Pengunjuk Rasa Protes Penggarapan Lahan di Luar HGU

 ACEHTREND.CO, SINGKIL | Tak kurang dari tiga ratusan masyarakat Aceh Singkil yang tergabung dalam Aliansi Tani Bergerak dan Lembaga Swadaya Masyarakat (LSM) Pekat-IB, memprotes PT Delima Makmur yang menggarap lahan di luar Hak Guna Usaha (HGU).

Protes itu mereka lancarkan dalam unjuk rasa yang digelar di depan Kantor DPRK Aceh Singkil, di Kampung Baru, Singkil Utara, Senin (28/5/2018) .

Atas tindakkan yang semena-mena itu, para demonstran yang diwakili Safaruddin meminta pada Pemkab dan DPRK Aceh Singkil agar menghentikan aktivitas PT Delima Makmur tersebut.

Karena lahan yang digarap perusahaan perkebunan kelapa sawit seluas 2.581 hektar itu, kata Safaruddin, bukan milik atau HGU PT Delima Makmur.

“Lahan seluas 2.581 itu, belum memiliki sertifikat HGU. Jadi  Perusahaan perkebunan kelapa sawit tidak berhak menggarapnya,” tandas Safaruddin yang bertindak sebagai Koplap unjuk rasa.

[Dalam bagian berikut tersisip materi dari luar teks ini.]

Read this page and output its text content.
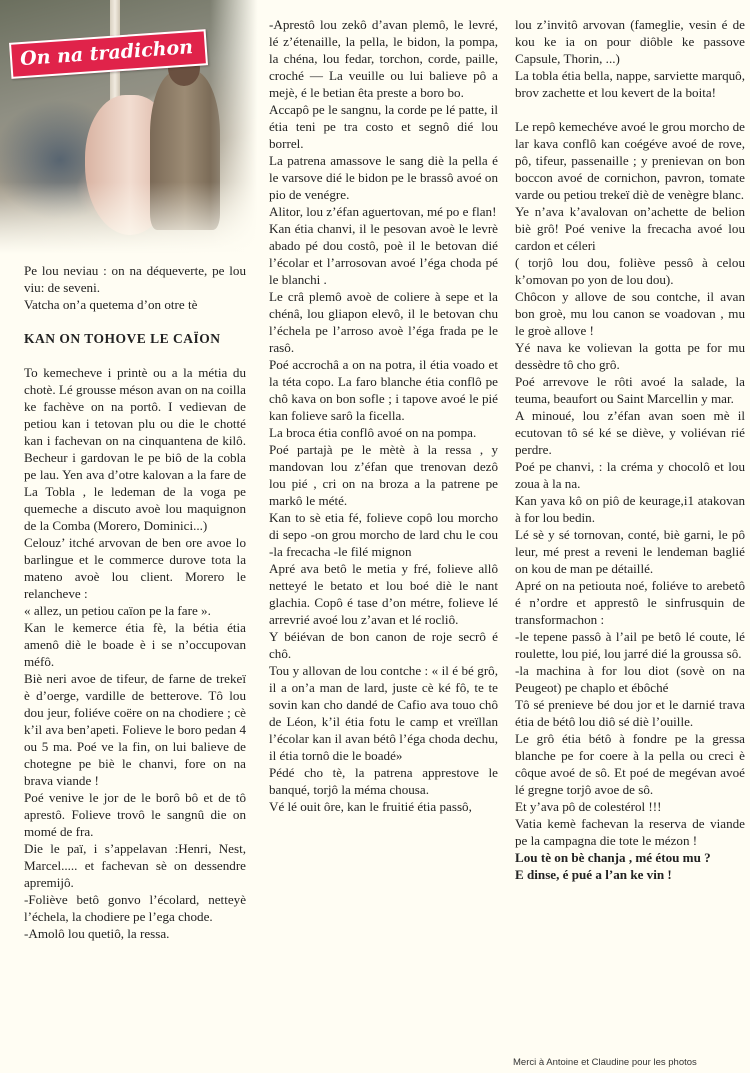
On na tradichon

Pe lou neviau : on na déqueverte, pe lou viu: de seveni.

Vatcha on’a quetema d’on otre tè

KAN ON TOHOVE LE CAÏON

To kemecheve i printè ou a la métia du chotè. Lé grousse méson avan on na coilla ke fachève on na portô. I vedievan de petiou kan i tetovan plu ou die le chotté kan i fachevan on na cinquantena de kilô. Becheur i gardovan le pe biô de la cobla pe lau. Yen ava d’otre kalovan a la fare de La Tobla , le ledeman de la voga pe quemeche a discuto avoè lou maquignon de la Comba (Morero, Dominici...)

Celouz’ itché arvovan de ben ore avoe lo barlingue et le commerce durove tota la mateno avoè lou client. Morero le relancheve :

« allez, un petiou caïon pe la fare ».

Kan le kemerce étia fè, la bétia étia amenô diè le boade è i se n’occupovan méfô.

Biè neri avoe de tifeur, de farne de trekeï è d’oerge, vardille de betterove. Tô lou dou jeur, foliéve coëre on na chodiere ; cè k’il ava ben’apeti. Folieve le boro pedan 4 ou 5 ma. Poé ve la fin, on lui balieve de chotegne pe biè le chanvi, fore on na brava viande !

Poé venive le jor de le borô bô et de tô aprestô. Folieve trovô le sangnû die on momé de fra.

Die le paï, i s’appelavan :Henri, Nest, Marcel..... et fachevan sè on dessendre apremijô.

-Foliève betô gonvo l’écolard, netteyè l’échela, la chodiere pe l’ega chode.

-Amolô lou quetiô, la ressa.

-Aprestô lou zekô d’avan plemô, le levré, lé z’étenaille, la pella, le bidon, la pompa, la chéna, lou fedar, torchon, corde, paille, croché — La veuille ou lui balieve pô a mejè, é le betian êta preste a boro bo.

Accapô pe le sangnu, la corde pe lé patte, il étia teni pe tra costo et segnô dié lou borrel.

La patrena amassove le sang diè la pella é le varsove dié le bidon pe le brassô avoé on pio de venégre.

Alitor, lou z’éfan aguertovan, mé po e flan!

Kan étia chanvi, il le pesovan avoè le levrè abado pé dou costô, poè il le betovan dié l’écolar et l’arrosovan avoé l’éga choda pé le blanchi .

Le crâ plemô avoè de coliere à sepe et la chénâ, lou gliapon elevô, il le betovan chu l’échela pe l’arroso avoè l’éga frada pe le rasô.

Poé accrochâ a on na potra, il étia voado et la téta copo. La faro blanche étia conflô pe chô kava on bon sofle ; i tapove avoé le pié kan folieve sarô la ficella.

La broca étia conflô avoé on na pompa.

Poé partajà pe le mètè à la ressa , y mandovan lou z’éfan que trenovan dezô lou pié , cri on na broza a la patrene pe markô le mété.

Kan to sè etia fé, folieve copô lou morcho di sepo -on grou morcho de lard chu le cou -la frecacha -le filé mignon

Apré ava betô le metia y fré, folieve allô netteyé le betato et lou boé diè le nant glachia. Copô é tase d’on métre, folieve lé arrevrié avoé lou z’avan et lé rocliô.

Y béiévan de bon canon de roje secrô é chô.

Tou y allovan de lou contche : « il é bé grô, il a on’a man de lard, juste cè ké fô, te te sovin kan cho dandé de Cafio ava touo chô de Léon, k’il étia fotu le camp et vreïllan l’écolar kan il avan bétô l’éga choda dechu, il étia tornô die le boadé»

Pédé cho tè, la patrena apprestove le banqué, torjô la méma chousa.

Vé lé ouit ôre, kan le fruitié étia passô,

lou z’invitô arvovan (fameglie, vesin é de kou ke ia on pour diôble ke passove Capsule, Thorin, ...)

La tobla étia bella, nappe, sarviette marquô, brov zachette et lou kevert de la boita!

Le repô kemechéve avoé le grou morcho de lar kava conflô kan coégéve avoé de rove, pô, tifeur, passenaille ; y prenievan on bon boccon avoé de cornichon, pavron, tomate varde ou petiou trekeï diè de venègre blanc.

Ye n’ava k’avalovan on’achette de belion biè grô! Poé venive la frecacha avoé lou cardon et céleri

( torjô lou dou, foliève pessô à celou k’omovan po yon de lou dou).

Chôcon y allove de sou contche, il avan bon groè, mu lou canon se voadovan , mu le groè allove !

Yé nava ke volievan la gotta pe for mu dessèdre tô cho grô.

Poé arrevove le rôti avoé la salade, la teuma, beaufort ou Saint Marcellin y mar.

A minoué, lou z’éfan avan soen mè il ecutovan tô sé ké se diève, y voliévan rié perdre.

Poé pe chanvi, : la créma y chocolô et lou zoua à la na.

Kan yava kô on piô de keurage,i1 atakovan à for lou bedin.

Lé sè y sé tornovan, conté, biè garni, le pô leur, mé prest a reveni le lendeman baglié on kou de man pe détaillé.

Apré on na petiouta noé, foliéve to arebetô é n’ordre et apprestô le sinfrusquin de transformachon :

-le tepene passô à l’ail pe betô lé coute, lé roulette, lou pié, lou jarré dié la groussa sô.

-la machina à for lou diot (sovè on na Peugeot) pe chaplo et ébôché

Tô sé prenieve bé dou jor et le darnié trava étia de bétô lou diô sé diè l’ouille.

Le grô étia bétô à fondre pe la gressa blanche pe for coere à la pella ou creci è côque avoé de sô. Et poé de megévan avoé lé gregne torjô avoe de sô.

Et y’ava pô de colestérol !!!

Vatia kemè fachevan la reserva de viande pe la campagna die tote le mézon !

Lou tè on bè chanja , mé étou mu ?

E dinse, é pué a l’an ke vin !

Merci à Antoine et Claudine pour les photos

Karenanya, tambah safaruddin, pihak Pemkab dan DPRK segera menghentikan aktivitas perusahaan PT Delima Makmur yang mengelola lahan di luar HGU.

Sementara itu, pengunjuk rasa lainnya mengatakan, tindakan PT Delima makmur yang menyerobot lahan di luar HGU, merupakan tindakan semena-mena dan mencederai kepentingan publik.

“Jadi, sangat wajar jika Pemkab dan DPRK Aceh Singkil menyahuti aspirasi warga ini,” katanya.

Setelah berorasi dan membentangkan spanduk,  perwakilan demonstran selanjutnya melakukan pertemuan dengan pimpinan dan anggota DPRK Aceh Singkil.

Dalam pertemuan tersebut disepakati, bahwa dewan mengeluarkan surat rekomendasi kepada Bupati Aceh Singkil, untuk menghentikan aktivitas perusahaan di areal seluas 2.581 hektar.

Selain itu juga diputuskan, pihak pengunjuk rasa dan DPRK akan turun ke lapangan bersama-sama menghentikan aktivitas PT Delima Makmur pada lahan yang disengketakan.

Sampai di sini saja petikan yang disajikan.